Amordaçando as rotativas ou lacrando os monitores
Amordaçando as rotativas ou lacrando os monitores
Periodicamente os brasileiros afirmam que vivemos numa democracia, depois de concluída uma fase de autoritarismo. Por democracia entendem a existência de eleições, de partidos políticos e da divisão republicana dos três poderes, além da liberdade de pensamento e de expressão... essa visão é cega para algo profundo na sociedade brasileira: o autoritarismo social. Nossa sociedade é autoritária porque é hierárquica, pois divide as pessoas, em qualquer circunstância, em inferiores, que devem obedecer, e, superiores, que devem mandar. Não há percepção nem prática da igualdade como um direito. Nossa sociedade é autoritária porque é violenta: nela vigoram racismo, machismo, discriminação religiosa e de classe social, desigualdades econômicas das maiores do mundo, exclusões culturais e políticas” ( página 435, Convite à Filosofia. Editora Ática, São Paulo, 2002).
Refletindo sobre a diferença entre linha editorial e linha comercial, como prático de jornalista de jornal do interior, que já experimentei nessa minha vida, vieram-me algumas considerações, de muitos matizes, a partir da liberdade de imprensa.
O primeiro ponto tem a ver com coerência ética.
Coerência ética é uma regra geral em que toda ética se apóia em alguma medida. Assim, se uma pessoa tem certos valores e age de acordo com eles, está sendo eticamente coerente, porque existe coerência entre as ações dessa pessoa e aquilo que ela valoriza como um bem. No entanto, se ela age contra seus próprios valores, ou seja, ela acha que não deveria agir de uma certa maneira, porque reprova esse modo de agir, e mesmo assim age. Aí, não está havendo coerência entre seus valores morais e seu modo de agir.
O segundo ponto toca na isonomia e no princípio da igualdade, dentro de um contexto de perseguição ideológica, preconizando a igualdade entre os sujeitos perante o ordenamento jurídico, como supedâneo no artigo 5º da Constituição Federal.
O terceiro aspecto diz respeito à aplicação dos princípios constitucionais ao direito privado. Ou seja, a aplicação das garantias fundamentais mesmo às relações estritamente privadas.
Desse modo, no âmbito negocial, o respeito às garantias fundamentais é condição de validade do próprio ajuste comercial. Em última análise, passamos a compreender o sentido da norma civil a partir das diretrizes estabelecidas pela Constituição.
O quarto ponto dessa conversa resvala no artigo 422 do Código Civil, o qual veicula o chamado princípio da boa-fé objetiva. Trata-se da necessidade de ambas as partes contratantes adotarem um padrão de comportamento ético, oxigenado pelas virtudes da honestidade, transparência, de modo a respeitar as legitimas expectativas da outra parte no negocio jurídico.

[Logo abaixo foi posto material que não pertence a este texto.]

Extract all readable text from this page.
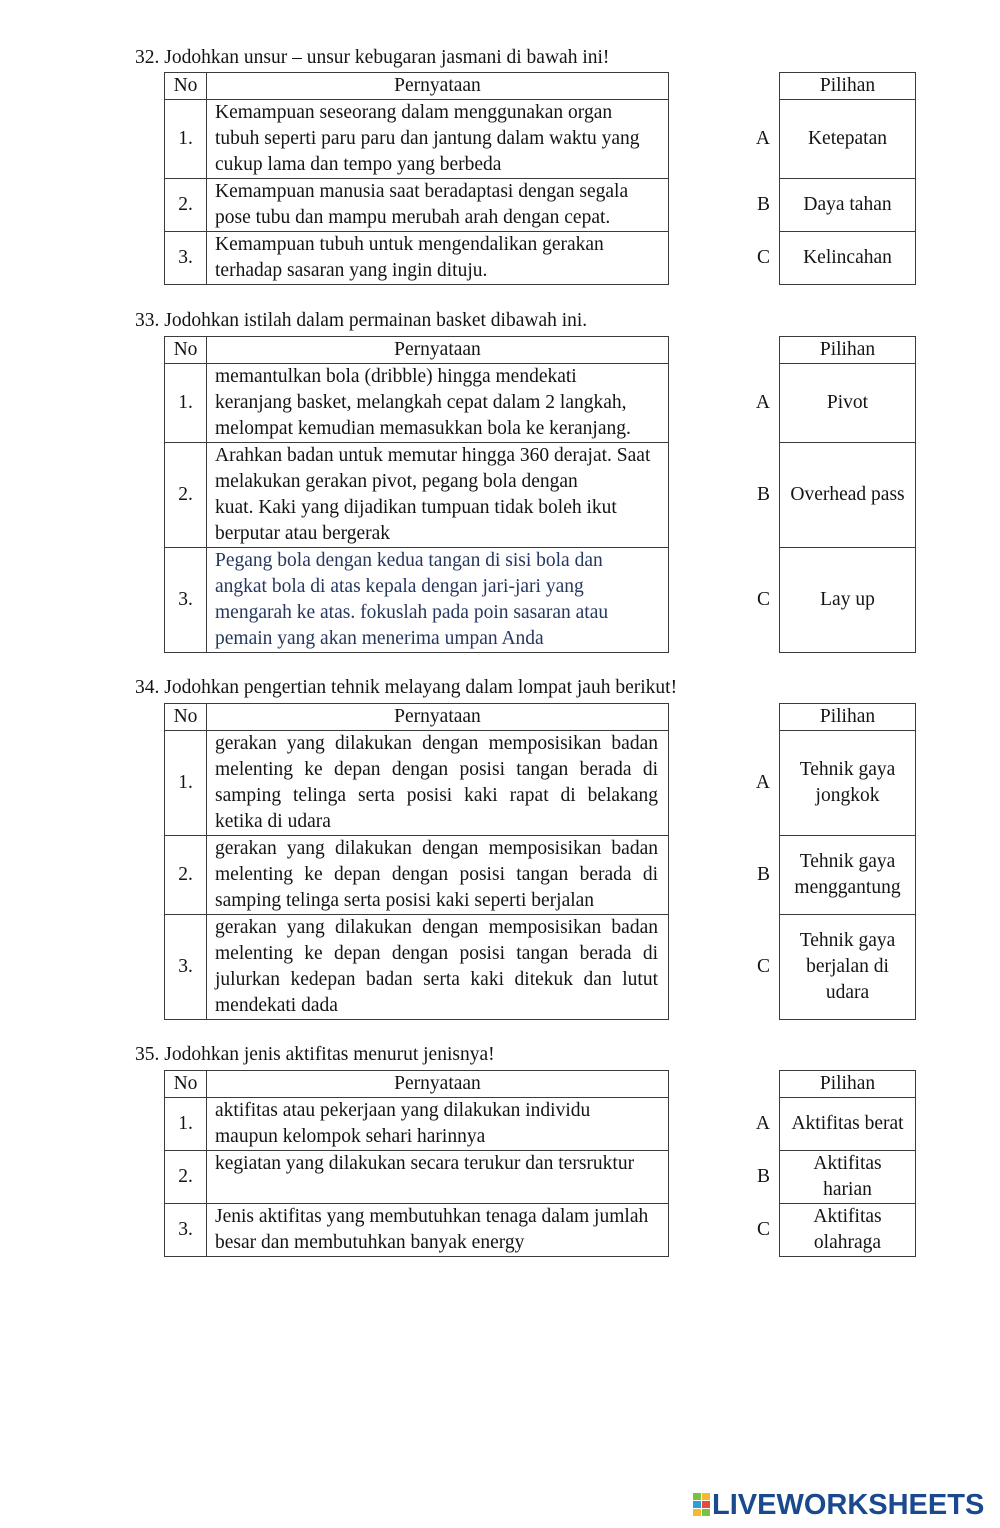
32. Jodohkan unsur – unsur kebugaran jasmani di bawah ini!
No	Pernyataan		Pilihan
1.	Kemampuan seseorang dalam menggunakan organ
tubuh seperti paru paru dan jantung dalam waktu yang
cukup lama dan tempo yang berbeda	A	Ketepatan

2.	Kemampuan manusia saat beradaptasi dengan segala
pose tubu dan mampu merubah arah dengan cepat.	B	Daya tahan

3.	Kemampuan tubuh untuk mengendalikan gerakan
terhadap sasaran yang ingin dituju.	C	Kelincahan
33. Jodohkan istilah dalam permainan basket dibawah ini.
No	Pernyataan		Pilihan
1.	memantulkan bola (dribble) hingga mendekati
keranjang basket, melangkah cepat dalam 2 langkah,
melompat kemudian memasukkan bola ke keranjang.	A	Pivot

2.	Arahkan badan untuk memutar hingga 360 derajat. Saat
melakukan gerakan pivot, pegang bola dengan
kuat. Kaki yang dijadikan tumpuan tidak boleh ikut
berputar atau bergerak	B	Overhead pass

3.	Pegang bola dengan kedua tangan di sisi bola dan
angkat bola di atas kepala dengan jari-jari yang
mengarah ke atas. fokuslah pada poin sasaran atau
pemain yang akan menerima umpan Anda	C	Lay up
34. Jodohkan pengertian tehnik melayang dalam lompat jauh berikut!
No	Pernyataan		Pilihan
1.	gerakan yang dilakukan dengan memposisikan badan
melenting ke depan dengan posisi tangan berada di
samping telinga serta posisi kaki rapat di belakang
ketika di udara	A	Tehnik gaya
jongkok

2.	gerakan yang dilakukan dengan memposisikan badan
melenting ke depan dengan posisi tangan berada di
samping telinga serta posisi kaki seperti berjalan	B	Tehnik gaya
menggantung

3.	gerakan yang dilakukan dengan memposisikan badan
melenting ke depan dengan posisi tangan berada di
julurkan kedepan badan serta kaki ditekuk dan lutut
mendekati dada	C	Tehnik gaya
berjalan di
udara
35. Jodohkan jenis aktifitas menurut jenisnya!
No	Pernyataan		Pilihan
1.	aktifitas atau pekerjaan yang dilakukan individu
maupun kelompok sehari harinnya	A	Aktifitas berat

2.	kegiatan yang dilakukan secara terukur dan tersruktur	B	Aktifitas
harian

3.	Jenis aktifitas yang membutuhkan tenaga dalam jumlah
besar dan membutuhkan banyak energy	C	Aktifitas
olahraga
LIVEWORKSHEETS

A boa-fé é um dos elementos caracterizadores do abuso do direito. Desse modo, o ato violador da boa-fé caracterizará um ato ilícito.
Finalmente, o quinto e último ponto desse cavaco diz respeito à liberdade de imprensa, ante o direito constitucional à informação, mais como bem da sociedade, menos como conjunto de direitos corporativos das pessoas ligadas a essa atividade. Garante a vigilância permanente e o firme posicionamento diante de fatos que representam atentados à ordem jurídica vigente e aos princípios éticos.
Está a perigo por várias razões em nossa sociedade mundial .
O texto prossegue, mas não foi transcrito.